Search code examples
powerbipowerquery

Data Refresh Time Estimate for Incremental Refresh without Query Folding


I wanted to share some insights, assuming we move forward with the incremental refresh for the current month:

Without incremental refresh, the entire dataset (20 million records) can take up to 50 minutes to refresh. With query folding and incremental refresh (focusing on 2 million records for the current month), the refresh time is significantly reduced to 5–8 minutes.

Given that we are considering implementing incremental refresh without query folding for the current month, could you please let me know approximately how much time the refresh will take under these conditions?


Solution

  • There is no way to estimate how much time the refresh will take.

    You can make hypothesis based on your case.
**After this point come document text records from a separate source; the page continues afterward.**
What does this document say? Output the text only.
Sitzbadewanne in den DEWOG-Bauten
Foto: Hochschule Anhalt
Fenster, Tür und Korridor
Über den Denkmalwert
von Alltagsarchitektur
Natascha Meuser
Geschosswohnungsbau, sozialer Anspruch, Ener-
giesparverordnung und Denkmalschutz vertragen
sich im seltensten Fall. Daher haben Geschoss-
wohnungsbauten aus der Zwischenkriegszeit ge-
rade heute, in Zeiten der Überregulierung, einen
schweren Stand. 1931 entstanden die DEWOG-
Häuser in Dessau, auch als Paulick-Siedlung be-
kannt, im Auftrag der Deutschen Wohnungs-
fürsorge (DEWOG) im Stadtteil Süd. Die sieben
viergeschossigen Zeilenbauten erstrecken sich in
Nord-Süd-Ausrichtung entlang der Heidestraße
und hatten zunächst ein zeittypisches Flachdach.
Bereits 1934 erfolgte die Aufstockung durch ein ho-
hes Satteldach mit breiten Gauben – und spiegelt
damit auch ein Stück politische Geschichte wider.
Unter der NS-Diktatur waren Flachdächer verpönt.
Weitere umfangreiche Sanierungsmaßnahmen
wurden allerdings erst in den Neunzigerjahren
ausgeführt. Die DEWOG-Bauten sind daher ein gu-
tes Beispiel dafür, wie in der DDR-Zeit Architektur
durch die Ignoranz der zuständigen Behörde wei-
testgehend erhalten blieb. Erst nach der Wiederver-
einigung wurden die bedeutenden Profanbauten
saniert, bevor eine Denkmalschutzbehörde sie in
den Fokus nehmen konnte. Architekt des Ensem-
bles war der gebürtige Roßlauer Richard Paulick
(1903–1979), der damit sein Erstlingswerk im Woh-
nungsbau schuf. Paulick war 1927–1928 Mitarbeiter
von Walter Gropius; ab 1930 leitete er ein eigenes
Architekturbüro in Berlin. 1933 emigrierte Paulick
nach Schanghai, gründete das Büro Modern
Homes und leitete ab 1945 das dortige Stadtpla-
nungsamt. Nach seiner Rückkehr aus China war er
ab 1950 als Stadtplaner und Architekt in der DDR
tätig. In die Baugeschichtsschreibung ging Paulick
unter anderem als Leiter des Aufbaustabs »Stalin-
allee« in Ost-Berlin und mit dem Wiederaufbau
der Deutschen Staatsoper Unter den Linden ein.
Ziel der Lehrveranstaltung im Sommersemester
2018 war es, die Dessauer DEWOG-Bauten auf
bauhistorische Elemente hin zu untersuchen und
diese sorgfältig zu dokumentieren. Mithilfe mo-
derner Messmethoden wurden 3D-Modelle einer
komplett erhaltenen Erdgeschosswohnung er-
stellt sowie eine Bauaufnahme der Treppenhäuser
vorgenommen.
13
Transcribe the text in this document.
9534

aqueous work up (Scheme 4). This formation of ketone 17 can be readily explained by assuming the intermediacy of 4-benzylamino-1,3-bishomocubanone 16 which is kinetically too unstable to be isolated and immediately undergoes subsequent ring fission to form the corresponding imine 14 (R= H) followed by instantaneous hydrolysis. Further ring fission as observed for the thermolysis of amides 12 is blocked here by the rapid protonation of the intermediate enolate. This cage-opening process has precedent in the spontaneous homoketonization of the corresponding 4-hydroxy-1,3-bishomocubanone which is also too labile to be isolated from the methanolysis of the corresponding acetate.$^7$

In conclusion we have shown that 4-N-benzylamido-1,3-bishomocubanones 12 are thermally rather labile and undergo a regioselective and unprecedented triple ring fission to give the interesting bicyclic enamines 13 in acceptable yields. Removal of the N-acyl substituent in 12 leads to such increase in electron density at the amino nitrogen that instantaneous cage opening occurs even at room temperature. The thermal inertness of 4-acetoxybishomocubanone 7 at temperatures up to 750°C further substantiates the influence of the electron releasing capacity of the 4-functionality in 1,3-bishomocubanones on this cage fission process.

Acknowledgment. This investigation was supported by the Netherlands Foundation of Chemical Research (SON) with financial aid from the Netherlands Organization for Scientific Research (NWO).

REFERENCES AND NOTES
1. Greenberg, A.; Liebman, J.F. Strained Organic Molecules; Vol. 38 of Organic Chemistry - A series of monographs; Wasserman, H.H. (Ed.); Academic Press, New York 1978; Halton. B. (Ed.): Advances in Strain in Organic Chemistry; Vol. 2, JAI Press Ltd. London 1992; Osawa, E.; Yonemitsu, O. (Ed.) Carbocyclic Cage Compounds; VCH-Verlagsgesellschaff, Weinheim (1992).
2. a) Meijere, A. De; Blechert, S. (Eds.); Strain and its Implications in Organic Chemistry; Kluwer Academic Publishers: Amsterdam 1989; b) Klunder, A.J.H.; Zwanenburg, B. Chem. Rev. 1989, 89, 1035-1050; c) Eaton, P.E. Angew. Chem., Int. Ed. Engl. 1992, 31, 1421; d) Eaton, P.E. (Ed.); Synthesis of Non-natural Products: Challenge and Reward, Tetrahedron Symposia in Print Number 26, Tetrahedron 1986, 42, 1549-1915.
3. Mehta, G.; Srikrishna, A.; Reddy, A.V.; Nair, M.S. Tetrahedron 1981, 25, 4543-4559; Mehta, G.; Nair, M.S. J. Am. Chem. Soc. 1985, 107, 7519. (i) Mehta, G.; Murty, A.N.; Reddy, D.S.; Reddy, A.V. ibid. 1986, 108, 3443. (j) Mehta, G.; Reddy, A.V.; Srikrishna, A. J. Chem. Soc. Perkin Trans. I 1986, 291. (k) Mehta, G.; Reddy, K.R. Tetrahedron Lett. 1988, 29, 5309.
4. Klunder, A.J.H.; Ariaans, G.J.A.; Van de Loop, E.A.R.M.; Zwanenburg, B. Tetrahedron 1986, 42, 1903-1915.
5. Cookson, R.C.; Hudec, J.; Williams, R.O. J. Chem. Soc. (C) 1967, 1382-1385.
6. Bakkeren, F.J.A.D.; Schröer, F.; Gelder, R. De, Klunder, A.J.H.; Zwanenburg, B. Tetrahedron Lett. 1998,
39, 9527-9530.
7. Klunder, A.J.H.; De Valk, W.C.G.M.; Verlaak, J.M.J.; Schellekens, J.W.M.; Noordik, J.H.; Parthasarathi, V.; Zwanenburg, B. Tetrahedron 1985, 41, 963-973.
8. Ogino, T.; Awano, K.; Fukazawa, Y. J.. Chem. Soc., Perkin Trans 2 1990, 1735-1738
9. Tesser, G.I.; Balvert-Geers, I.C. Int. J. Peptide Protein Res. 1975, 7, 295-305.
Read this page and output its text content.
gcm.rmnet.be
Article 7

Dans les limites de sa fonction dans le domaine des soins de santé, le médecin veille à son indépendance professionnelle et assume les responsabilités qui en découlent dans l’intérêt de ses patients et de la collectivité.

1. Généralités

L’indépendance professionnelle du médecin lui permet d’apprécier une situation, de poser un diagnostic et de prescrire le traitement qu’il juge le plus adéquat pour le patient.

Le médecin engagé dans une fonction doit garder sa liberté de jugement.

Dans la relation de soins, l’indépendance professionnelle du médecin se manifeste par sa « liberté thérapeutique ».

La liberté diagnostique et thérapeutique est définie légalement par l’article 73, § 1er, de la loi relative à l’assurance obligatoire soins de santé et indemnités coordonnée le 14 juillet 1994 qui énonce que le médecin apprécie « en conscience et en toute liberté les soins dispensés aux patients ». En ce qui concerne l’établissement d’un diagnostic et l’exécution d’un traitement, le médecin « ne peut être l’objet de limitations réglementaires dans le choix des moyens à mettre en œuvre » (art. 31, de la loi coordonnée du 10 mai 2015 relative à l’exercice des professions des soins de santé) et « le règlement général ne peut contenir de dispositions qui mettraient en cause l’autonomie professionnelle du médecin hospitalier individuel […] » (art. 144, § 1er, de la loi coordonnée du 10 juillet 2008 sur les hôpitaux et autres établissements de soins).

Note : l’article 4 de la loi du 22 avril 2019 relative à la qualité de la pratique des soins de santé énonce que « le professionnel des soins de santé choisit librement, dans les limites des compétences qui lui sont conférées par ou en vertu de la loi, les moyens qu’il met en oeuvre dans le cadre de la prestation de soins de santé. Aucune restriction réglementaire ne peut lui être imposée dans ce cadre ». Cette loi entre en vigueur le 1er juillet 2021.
    Based on the documentation :

    If you see this warning and want to verify the necessary query folding is occurring, use the Power Query Diagnostics feature, or trace queries by using a tool supported by the data source, such as SQL Profiler. If query folding isn't occurring, verify the filter logic is included in the query being passed to the data source. If not, it's likely the query includes a transformation that prevents folding.

    Before configuring your incremental refresh solution, be sure to thoroughly read and understand Query folding guidance in Power BI Desktop and Power Query query folding. These articles can help you determine whether your data source and queries support query folding.

    enter image description here

    When query folding is enabled, the data source handles a portion of the work, such as filtering, grouping, or aggregating data before Power BI receives it.

    This offloads much of the processing to the database and will reduce the amount of data that Power BI needs to handle.

    In the case where you have both query folding and incremental refresh, the time can be reduced and it's because the data source is only sending a filtered subset of the data (for the current month).

    Without query folding, Power BI must pull the entire dataset before it can apply any filtering or transformation locally. Even though you're focusing on the current month, Power BI will not filter the data until it's loaded.

    Since Power BI still retrieves the full dataset (as query folding is not available), the time to load the data will be closer to the full refresh time.

    However, because you are applying incremental refresh and focusing on just 2 million records, there could be a slight reduction in time since you are reducing the scope of processing after data is loaded.